The global economic crisis seems to be achieving remarkable feet. Raw material prices viz., iron ore, coke and scrap had been in a sacrosanct league till recently. The invincibility of the elite commodities had been repeatedly proved with an indomitable recalcitrance throughout 2011.

Ever since the transition from annual contract to quarterly pricing the 3 biggies viz., Vale , BHP Bilton and Rio Tinto have never looked back cajoling Steel mills in submission. Supply demand dichotomy has been largely responsible for the lopsided tenor.

Chinese steel industry with surfeit in steel production even during the worst of times has given the leverage to the biggies on a platter. At the same time streak of supply inhibiting developments in India has led to a YTD drop of nearly 25% in exports in 2011.

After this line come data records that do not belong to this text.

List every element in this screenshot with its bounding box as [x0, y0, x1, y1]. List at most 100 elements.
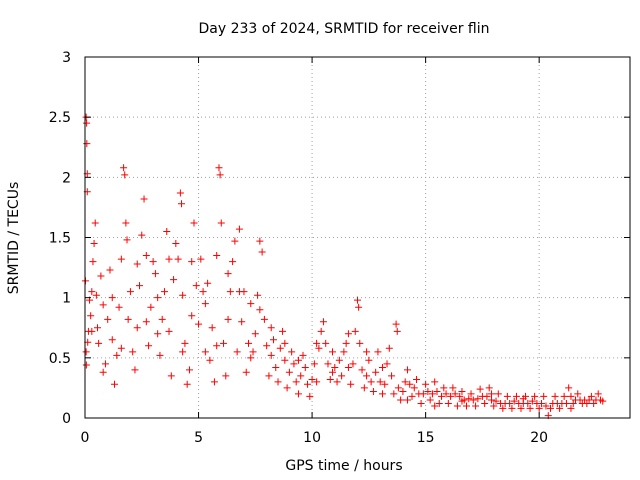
data-point: [188, 258, 196, 266]
data-point: [297, 372, 305, 380]
data-point: [260, 315, 268, 323]
data-point: [431, 402, 439, 410]
data-point: [310, 360, 318, 368]
data-point: [562, 400, 570, 408]
data-point: [183, 380, 191, 388]
data-point: [435, 400, 443, 408]
data-point: [267, 324, 275, 332]
data-point: [390, 390, 398, 398]
data-point: [354, 296, 361, 304]
data-point: [324, 360, 332, 368]
data-point: [106, 266, 114, 274]
data-point: [483, 392, 491, 400]
data-point: [163, 227, 171, 235]
y-tick-label: 1: [62, 291, 71, 307]
data-point: [540, 392, 548, 400]
data-point: [447, 392, 455, 400]
data-point: [433, 388, 441, 396]
data-point: [190, 219, 198, 227]
data-point: [91, 219, 99, 227]
data-point: [503, 392, 511, 400]
data-point: [122, 219, 130, 227]
data-point: [265, 372, 273, 380]
y-tick-label: 0.5: [49, 351, 71, 367]
data-point: [524, 400, 532, 408]
data-point: [469, 396, 477, 404]
data-point: [179, 348, 187, 356]
data-point: [351, 327, 359, 335]
data-point: [569, 400, 577, 408]
data-point: [440, 384, 448, 392]
x-axis-label: GPS time / hours: [285, 458, 402, 474]
data-point: [217, 219, 225, 227]
data-point: [510, 397, 518, 405]
data-point: [111, 380, 119, 388]
data-point: [381, 380, 389, 388]
data-point: [528, 397, 536, 405]
y-tick-label: 1.5: [49, 231, 71, 247]
data-point: [256, 306, 264, 314]
data-point: [313, 378, 321, 386]
data-point: [142, 252, 150, 260]
data-point: [292, 378, 300, 386]
data-point: [87, 312, 95, 320]
data-point: [138, 231, 146, 239]
x-tick-label: 0: [81, 430, 90, 446]
data-point: [397, 396, 405, 404]
data-point: [172, 240, 180, 248]
data-point: [444, 400, 452, 408]
data-point: [410, 384, 418, 392]
data-point: [115, 303, 123, 311]
data-point: [512, 392, 520, 400]
data-point: [537, 400, 545, 408]
data-point: [121, 171, 129, 179]
data-point: [149, 258, 157, 266]
data-point: [181, 339, 189, 347]
data-point: [419, 390, 427, 398]
data-point: [215, 164, 223, 172]
data-point: [340, 348, 348, 356]
data-point: [247, 300, 255, 308]
data-point: [363, 372, 371, 380]
data-point: [133, 324, 141, 332]
data-point: [213, 252, 221, 260]
data-point: [413, 375, 421, 383]
data-point: [88, 288, 96, 296]
data-point: [174, 255, 182, 263]
data-point: [456, 392, 464, 400]
data-point: [422, 380, 430, 388]
data-point: [487, 396, 495, 404]
data-point: [428, 390, 436, 398]
data-point: [195, 320, 203, 328]
data-point: [101, 360, 109, 368]
data-point: [99, 301, 107, 309]
data-point: [288, 348, 296, 356]
data-point: [126, 288, 134, 296]
data-point: [383, 360, 391, 368]
data-point: [599, 397, 607, 405]
data-point: [123, 236, 131, 244]
data-point: [567, 392, 575, 400]
data-point: [224, 315, 232, 323]
data-point: [204, 279, 212, 287]
data-point: [326, 375, 334, 383]
data-point: [526, 404, 534, 412]
data-point: [178, 200, 186, 208]
data-point: [201, 300, 209, 308]
data-point: [474, 395, 482, 403]
data-point: [385, 344, 393, 352]
x-tick-label: 15: [417, 430, 435, 446]
data-point: [145, 342, 153, 350]
data-point: [274, 378, 282, 386]
data-point: [378, 390, 386, 398]
data-point: [560, 392, 568, 400]
data-point: [531, 392, 539, 400]
y-tick-label: 2: [62, 170, 71, 186]
data-point: [90, 240, 98, 248]
data-point: [467, 390, 475, 398]
data-point: [165, 327, 173, 335]
data-point: [242, 368, 250, 376]
data-point: [167, 372, 175, 380]
data-point: [403, 396, 411, 404]
data-point: [315, 344, 323, 352]
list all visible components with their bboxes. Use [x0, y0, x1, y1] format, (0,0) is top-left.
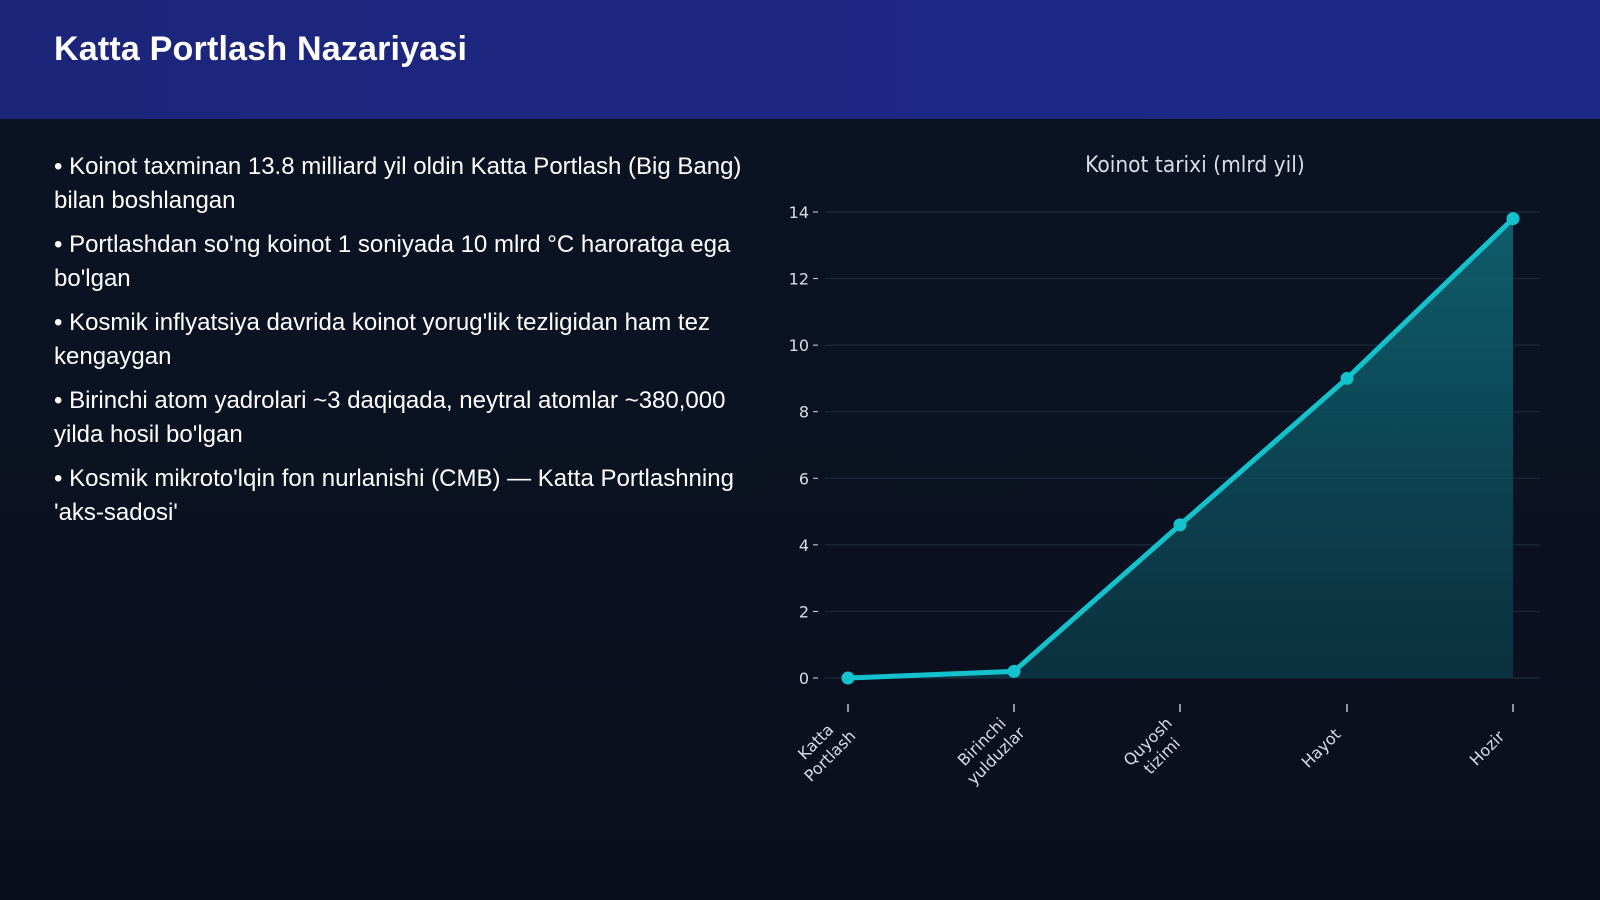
y-tick-label: 2	[799, 602, 809, 621]
x-axis: KattaPortlash Birinchiyulduzlar Quyoshtizi…	[786, 704, 1514, 789]
data-point	[1340, 371, 1354, 385]
y-tick-label: 6	[799, 469, 809, 488]
series-area	[848, 218, 1513, 678]
data-point	[1506, 212, 1520, 226]
bullet-item: • Kosmik inflyatsiya davrida koinot yoru…	[54, 309, 710, 370]
x-tick-label: Quyoshtizimi	[1120, 714, 1190, 784]
bullet-item: • Portlashdan so'ng koinot 1 soniyada 10…	[54, 231, 731, 292]
data-point	[841, 671, 855, 685]
x-tick-label: Birinchiyulduzlar	[949, 709, 1029, 789]
chart-title: Koinot tarixi (mlrd yil)	[1085, 151, 1305, 177]
y-tick-label: 4	[799, 536, 809, 555]
bullet-list: • Koinot taxminan 13.8 milliard yil oldi…	[54, 150, 744, 540]
x-tick-label: Hozir	[1466, 727, 1509, 770]
chart-svg: Koinot tarixi (mlrd yil) 0 2 4 6 8 10 12 14 Kat…	[786, 151, 1540, 789]
bullet-item: • Kosmik mikroto'lqin fon nurlanishi (CM…	[54, 465, 734, 526]
y-tick-label: 8	[799, 403, 809, 422]
point-layer	[841, 212, 1520, 685]
y-tick-label: 10	[789, 336, 809, 355]
bullet-item: • Koinot taxminan 13.8 milliard yil oldi…	[54, 153, 742, 214]
area-layer	[848, 218, 1513, 678]
bullet-item: • Birinchi atom yadrolari ~3 daqiqada, n…	[54, 387, 726, 448]
y-tick-label: 12	[789, 270, 809, 289]
header-bar: Katta Portlash Nazariyasi	[0, 0, 1600, 119]
data-point	[1173, 518, 1187, 532]
y-axis: 0 2 4 6 8 10 12 14	[789, 203, 818, 688]
x-tick-label: Hayot	[1298, 725, 1345, 772]
chart-container: Koinot tarixi (mlrd yil) 0 2 4 6 8 10 12 14 Kat…	[780, 130, 1580, 830]
y-tick-label: 14	[789, 203, 809, 222]
page-title: Katta Portlash Nazariyasi	[54, 30, 468, 68]
x-tick-label: KattaPortlash	[786, 712, 859, 785]
y-tick-label: 0	[799, 669, 809, 688]
data-point	[1007, 664, 1021, 678]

Price graph has shown undulations in 2011 but at a higher trajectory and within limited range. Spot iron ore prices for Fe63/63.5% is prevailing at USD 187-188 per tonne after correction of USD 4 per tonne within a week. Even though it is a climb down from the peak of USD 198 per tonne in February it remains prohibitive.

Off late the rot has caught up in this market as well as the Chinese mills have bulked on production under the overbearing burden of global economic crisis. The crude steel production has dropped by 14% from July to August as the mills come to terms with irredeemable demand. Although there was 8.3% growth in imports in August over July the steam has been let off and mills have relapsed on buying.

Bolstered by the long term projections of demand supply gap Australian miners have planned to spend USD 85 billion in expansion over the next 5 to 6 years. In the short term by 2013 about 600 million tonnes is slated to be added to the global capacity.

Silhouetted against a gallery of economic catastrophes the confidence seems to harbour on oversupply as the OECD economies grapple with debt crisis. Steel production cut is inevitable in these nations with fallout on China. Iron ore average price forecast for 2012 has dipped to USD 151 per tonne and is expected to maintain a depressed phase with several projects in Western Australia coming upstream concurrently.

The change in dynamics recently has come as surprise to the 3 majors who have been pinning their expansionary ambitions on flowery projections. It will not only dent their confidence but the profitability as well.